Foi aprovada pela Comissão Estadual de Residência Médica (Cerem-RS) e está em fase inicial um projeto que busca atuar para prevenir problemas em saúde mental dos médicos residentes. A iniciativa, chamada Programa de Prevenção e Intervenção Precoce dos Agravos em Saúde Mental para Médicos Residentes é pioneira no país e reúne esforços de várias instituições de saúde.
O trabalho busca formar uma rede de apoio, identificar a quais riscos os profissionais são submetidos, além de enfrentar os tabus que ainda existem em torno do assunto. A residência médica é uma formação formação em serviço sob a orientação de especialistas. É a partir dela que se permite a qualificação para atuar em áreas específicas, como cardiologia, gastroenterologia, pediatria, psiquiatria, etc.

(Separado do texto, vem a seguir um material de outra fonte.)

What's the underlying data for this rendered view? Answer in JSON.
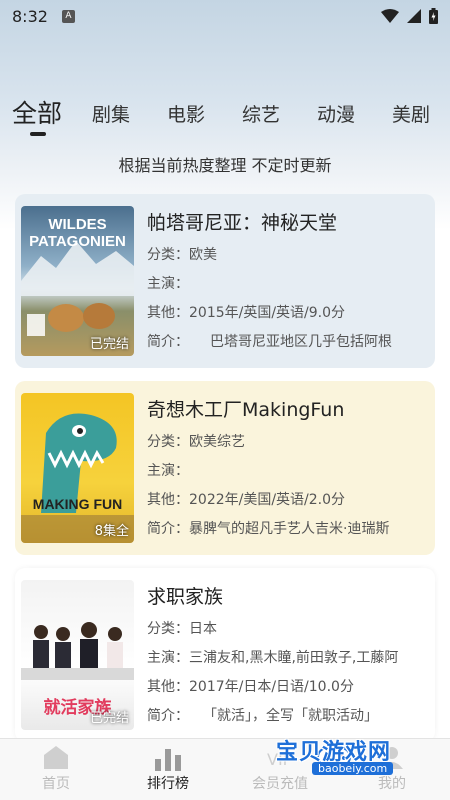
{
  "status_bar": {
    "time": "8:32",
    "notification_icon": "a-letter-icon",
    "icons": [
      "wifi-icon",
      "signal-icon",
      "battery-icon"
    ]
  },
  "tabs": [
    {
      "label": "全部",
      "active": true
    },
    {
      "label": "剧集",
      "active": false
    },
    {
      "label": "电影",
      "active": false
    },
    {
      "label": "综艺",
      "active": false
    },
    {
      "label": "动漫",
      "active": false
    },
    {
      "label": "美剧",
      "active": false
    }
  ],
  "subtitle": "根据当前热度整理 不定时更新",
  "cards": [
    {
      "title": "帕塔哥尼亚：神秘天堂",
      "badge": "已完结",
      "poster_text": "WILDES PATAGONIEN",
      "category_label": "分类：",
      "category": "欧美",
      "cast_label": "主演：",
      "cast": "",
      "other_label": "其他：",
      "other": "2015年/英国/英语/9.0分",
      "intro_label": "简介：",
      "intro": "　　巴塔哥尼亚地区几乎包括阿根",
      "bg": "#e6edf3"
    },
    {
      "title": "奇想木工厂MakingFun",
      "badge": "8集全",
      "poster_text": "MAKING FUN",
      "category_label": "分类：",
      "category": "欧美综艺",
      "cast_label": "主演：",
      "cast": "",
      "other_label": "其他：",
      "other": "2022年/美国/英语/2.0分",
      "intro_label": "简介：",
      "intro": "暴脾气的超凡手艺人吉米·迪瑞斯",
      "bg": "#faf4dc"
    },
    {
      "title": "求职家族",
      "badge": "已完结",
      "poster_text": "就活家族",
      "category_label": "分类：",
      "category": "日本",
      "cast_label": "主演：",
      "cast": "三浦友和,黑木瞳,前田敦子,工藤阿",
      "other_label": "其他：",
      "other": "2017年/日本/日语/10.0分",
      "intro_label": "简介：",
      "intro": "　　「就活」，全写「就职活动」",
      "bg": "#ffffff"
    }
  ],
  "bottom_nav": [
    {
      "label": "首页",
      "icon": "home-icon",
      "active": false
    },
    {
      "label": "排行榜",
      "icon": "ranking-icon",
      "active": true
    },
    {
      "label": "会员充值",
      "icon": "vip-icon",
      "active": false
    },
    {
      "label": "我的",
      "icon": "profile-icon",
      "active": false
    }
  ],
  "watermark": {
    "text": "宝贝游戏网",
    "url": "baobeiy.com"
  }
}
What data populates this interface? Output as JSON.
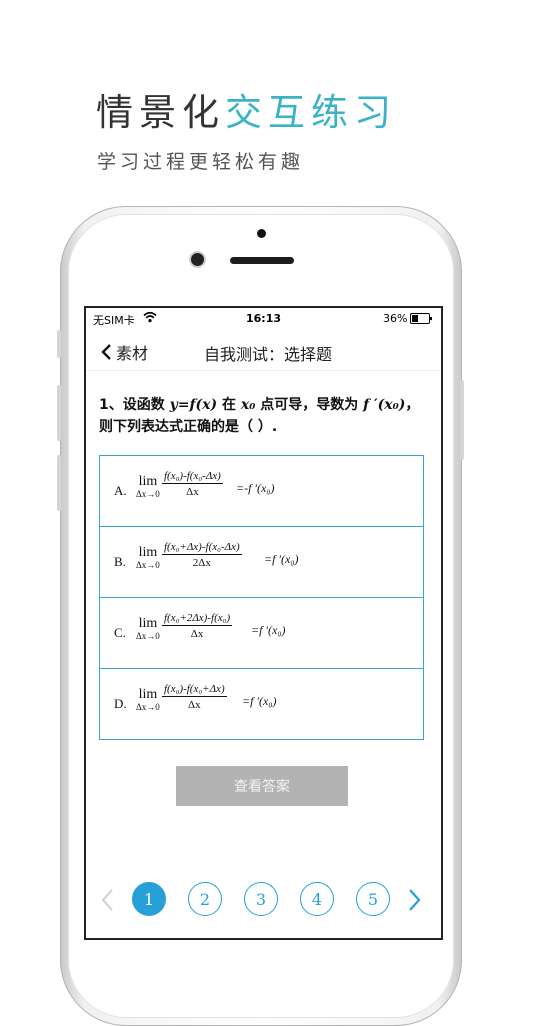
{
  "hero": {
    "title_dark": "情景化",
    "title_accent": "交互练习",
    "subtitle": "学习过程更轻松有趣"
  },
  "status_bar": {
    "carrier": "无SIM卡",
    "time": "16:13",
    "battery": "36%"
  },
  "nav": {
    "back_label": "素材",
    "title": "自我测试：选择题"
  },
  "question": {
    "prefix": "1、设函数",
    "func": "y=f(x)",
    "mid": "在",
    "point": "x₀",
    "mid2": "点可导，导数为",
    "deriv": "f ′(x₀)",
    "suffix": "，则下列表达式正确的是（ ）."
  },
  "options": [
    {
      "label": "A.",
      "lim_word": "lim",
      "lim_sub": "Δx→0",
      "numerator": "f(x₀)-f(x₀-Δx)",
      "denominator": "Δx",
      "rhs": "=-f ′(x₀)"
    },
    {
      "label": "B.",
      "lim_word": "lim",
      "lim_sub": "Δx→0",
      "numerator": "f(x₀+Δx)-f(x₀-Δx)",
      "denominator": "2Δx",
      "rhs": "=f ′(x₀)"
    },
    {
      "label": "C.",
      "lim_word": "lim",
      "lim_sub": "Δx→0",
      "numerator": "f(x₀+2Δx)-f(x₀)",
      "denominator": "Δx",
      "rhs": "=f ′(x₀)"
    },
    {
      "label": "D.",
      "lim_word": "lim",
      "lim_sub": "Δx→0",
      "numerator": "f(x₀)-f(x₀+Δx)",
      "denominator": "Δx",
      "rhs": "=f ′(x₀)"
    }
  ],
  "answer_button": "查看答案",
  "pager": {
    "pages": [
      "1",
      "2",
      "3",
      "4",
      "5"
    ],
    "current": "1"
  },
  "colors": {
    "accent": "#3bb2c6",
    "option_border": "#3ba4d3",
    "pager_blue": "#27a0d8",
    "button_gray": "#b3b3b3"
  }
}
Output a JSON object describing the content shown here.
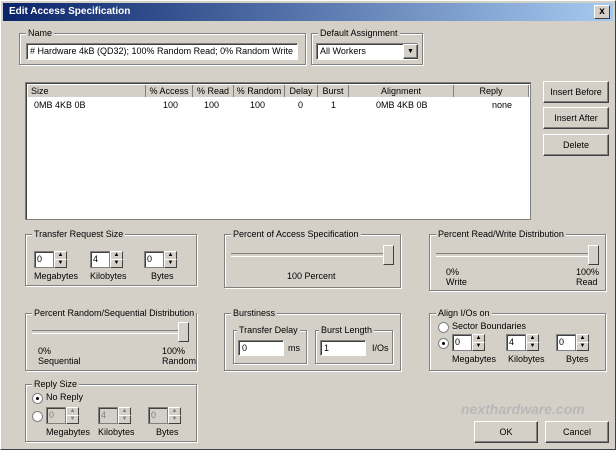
{
  "window": {
    "title": "Edit Access Specification",
    "close": "x"
  },
  "name": {
    "label": "Name",
    "value": "# Hardware 4kB (QD32); 100% Random Read; 0% Random Write"
  },
  "default_assignment": {
    "label": "Default Assignment",
    "value": "All Workers"
  },
  "table": {
    "headers": [
      "Size",
      "% Access",
      "% Read",
      "% Random",
      "Delay",
      "Burst",
      "Alignment",
      "Reply"
    ],
    "rows": [
      [
        "0MB   4KB   0B",
        "100",
        "100",
        "100",
        "0",
        "1",
        "0MB   4KB   0B",
        "none"
      ]
    ]
  },
  "buttons": {
    "insert_before": "Insert Before",
    "insert_after": "Insert After",
    "delete": "Delete",
    "ok": "OK",
    "cancel": "Cancel"
  },
  "transfer": {
    "label": "Transfer Request Size",
    "mb": "0",
    "kb": "4",
    "b": "0",
    "mb_lbl": "Megabytes",
    "kb_lbl": "Kilobytes",
    "b_lbl": "Bytes"
  },
  "percent_access": {
    "label": "Percent of Access Specification",
    "value_text": "100 Percent",
    "value": 100
  },
  "read_write": {
    "label": "Percent Read/Write Distribution",
    "left": "0%",
    "left2": "Write",
    "right": "100%",
    "right2": "Read",
    "value": 100
  },
  "random_seq": {
    "label": "Percent Random/Sequential Distribution",
    "left": "0%",
    "left2": "Sequential",
    "right": "100%",
    "right2": "Random",
    "value": 100
  },
  "burstiness": {
    "label": "Burstiness",
    "delay_label": "Transfer Delay",
    "delay_value": "0",
    "delay_unit": "ms",
    "burst_label": "Burst Length",
    "burst_value": "1",
    "burst_unit": "I/Os"
  },
  "align": {
    "label": "Align I/Os on",
    "sector": "Sector Boundaries",
    "mb": "0",
    "kb": "4",
    "b": "0",
    "mb_lbl": "Megabytes",
    "kb_lbl": "Kilobytes",
    "b_lbl": "Bytes"
  },
  "reply": {
    "label": "Reply Size",
    "no_reply": "No Reply",
    "mb": "0",
    "kb": "4",
    "b": "0",
    "mb_lbl": "Megabytes",
    "kb_lbl": "Kilobytes",
    "b_lbl": "Bytes"
  },
  "watermark": "nexthardware.com"
}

Segundo a direção do Sindicato Médico do Rio Grande do Sul (Simers), cerca de duas mil pessoas estão nessa fase da carreira profissional no Estado.

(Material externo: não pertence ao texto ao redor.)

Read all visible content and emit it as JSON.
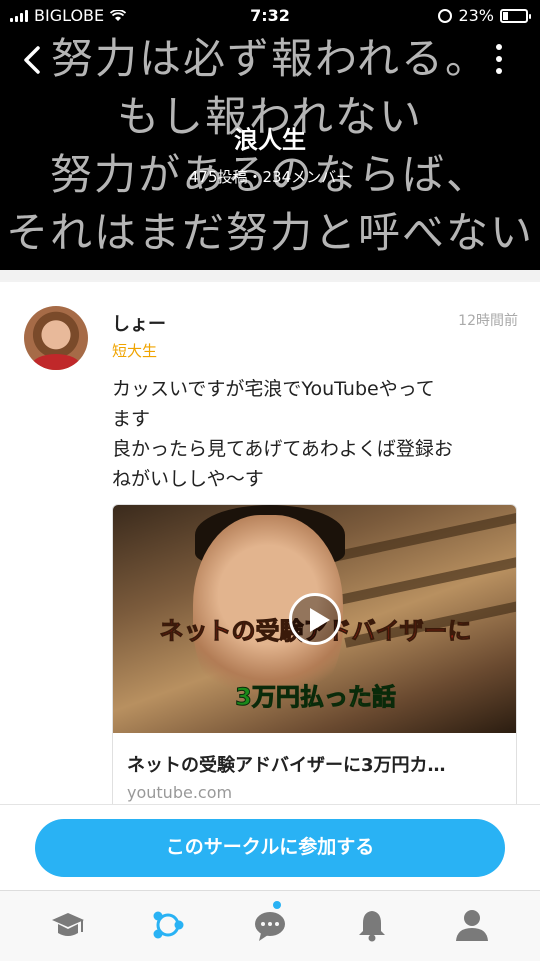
{
  "status_bar": {
    "carrier": "BIGLOBE",
    "time": "7:32",
    "battery": "23%",
    "battery_level": 0.23
  },
  "header": {
    "background_text": [
      "努力は必ず報われる。",
      "もし報われない",
      "努力があるのならば、",
      "それはまだ努力と呼べない"
    ],
    "title": "浪人生",
    "meta": "475投稿・234メンバー"
  },
  "post": {
    "author": "しょー",
    "role": "短大生",
    "time_ago": "12時間前",
    "body_lines": [
      "カッスいですが宅浪でYouTubeやって",
      "ます",
      "良かったら見てあげてあわよくば登録お",
      "ねがいししや〜す"
    ],
    "link": {
      "thumbnail_caption_1": "ネットの受験アドバイザーに",
      "thumbnail_caption_2": "3万円払った話",
      "title": "ネットの受験アドバイザーに3万円カ…",
      "domain": "youtube.com"
    }
  },
  "join_button_label": "このサークルに参加する",
  "tabs": [
    {
      "icon": "graduation-cap-icon"
    },
    {
      "icon": "circles-network-icon",
      "active": true
    },
    {
      "icon": "chat-bubble-icon",
      "badge": true
    },
    {
      "icon": "bell-icon"
    },
    {
      "icon": "profile-icon"
    }
  ],
  "colors": {
    "accent": "#29b2f4",
    "role": "#f0a400",
    "header_bg": "#000000"
  }
}
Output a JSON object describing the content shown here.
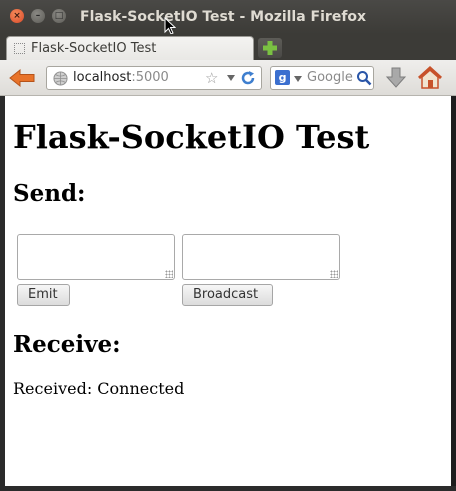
{
  "window": {
    "title": "Flask-SocketIO Test - Mozilla Firefox",
    "close_glyph": "×",
    "minimize_glyph": "–",
    "maximize_glyph": "□"
  },
  "tabs": [
    {
      "label": "Flask-SocketIO Test",
      "active": true
    }
  ],
  "new_tab_icon": "plus-icon",
  "navbar": {
    "url_host": "localhost",
    "url_port": ":5000",
    "search_placeholder": "Google",
    "search_engine_glyph": "g"
  },
  "page": {
    "title": "Flask-SocketIO Test",
    "send_heading": "Send:",
    "emit_label": "Emit",
    "broadcast_label": "Broadcast",
    "emit_input_value": "",
    "broadcast_input_value": "",
    "receive_heading": "Receive:",
    "received_text": "Received: Connected"
  },
  "colors": {
    "titlebar": "#3c3b37",
    "close_button": "#e2572f",
    "new_tab_plus": "#7ac142",
    "back_arrow": "#e8732a",
    "reload": "#3f7fcf"
  }
}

— Queremos alcançar todos os programas de residência médica do Rio Grande do Sul, independentemente de instituição acadêmica ou hospitalar — explica o coordenador do Núcleo de Psiquiatria do Simers, Fernando Uberti.
Impactos da pandemia
O trabalho nasceu de um levantamento coordenado pela comissão para avaliar o impacto da pandemia na classe médica, uma das principais categorias na linha de frente contra o coronavírus. Os resultados acenderam um sinal de alerta.

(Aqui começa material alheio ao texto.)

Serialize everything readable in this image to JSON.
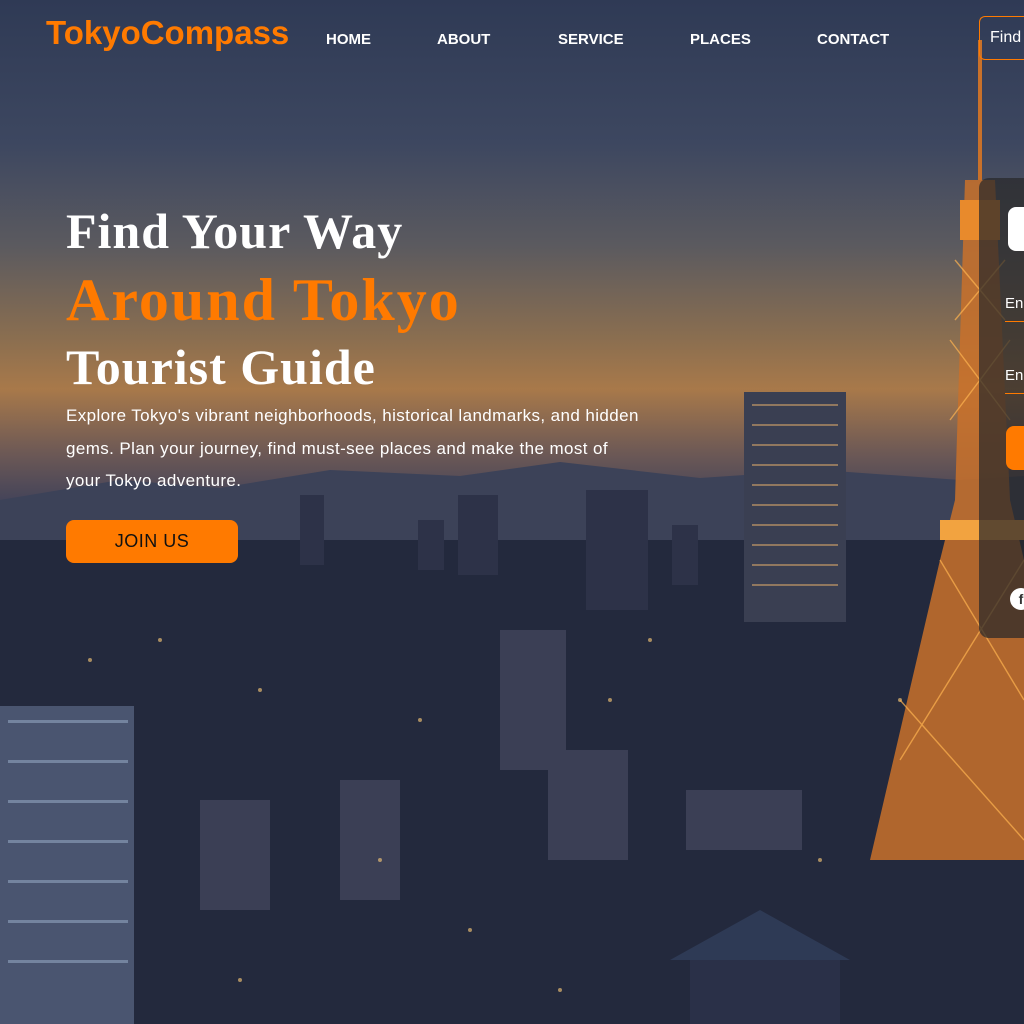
{
  "brand": {
    "logo": "TokyoCompass"
  },
  "nav": {
    "items": [
      {
        "label": "HOME"
      },
      {
        "label": "ABOUT"
      },
      {
        "label": "SERVICE"
      },
      {
        "label": "PLACES"
      },
      {
        "label": "CONTACT"
      }
    ],
    "search_placeholder": "Find"
  },
  "hero": {
    "title_line1": "Find Your Way",
    "title_line2": "Around Tokyo",
    "title_line3": "Tourist Guide",
    "description": "Explore Tokyo's vibrant neighborhoods, historical landmarks, and hidden gems. Plan your journey, find must-see places and make the most of your Tokyo adventure.",
    "cta_label": "JOIN US"
  },
  "login_panel": {
    "email_placeholder": "En",
    "password_placeholder": "En",
    "social_icon_label": "f"
  },
  "colors": {
    "accent": "#ff7a00",
    "text": "#ffffff"
  },
  "icons": {
    "social": "facebook-icon"
  }
}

— Nós sabemos que esse público já está exposto, muitas vezes, a condições precárias de trabalho, à judicialização crescente na área da saúde, à politização da atuação profissional, a atrasos das remunerações, a salários incompatíveis com as suas responsabilidades. Mas, na pandemia, nós tivemos um grande agravo na saúde mental. Um alto índice de ansiedade, sintomas depressivos e de consumo de medicamentos psiquiátricos — observa Uberti.
As cobranças da residência médica, somadas às questões pessoais e o contexto se pandemia tornaram ainda mais desafiador o bem-estar de toda uma categoria.
Funcionamento
O trabalho foi estruturado por um grupo técnico composto por várias entidades representativas e científicas. O professor e pesquisador da Pontifícia Universidade Católica do Rio Grande do Sul (PUCRS) Wagner de Lara Machado ficou responsável pela realização da pesquisa denominada Avaliação em Bem-estar e Saúde Mental. Ele atua junto da Escola de Ciências da Saúde e da Vida da instituição de ensino.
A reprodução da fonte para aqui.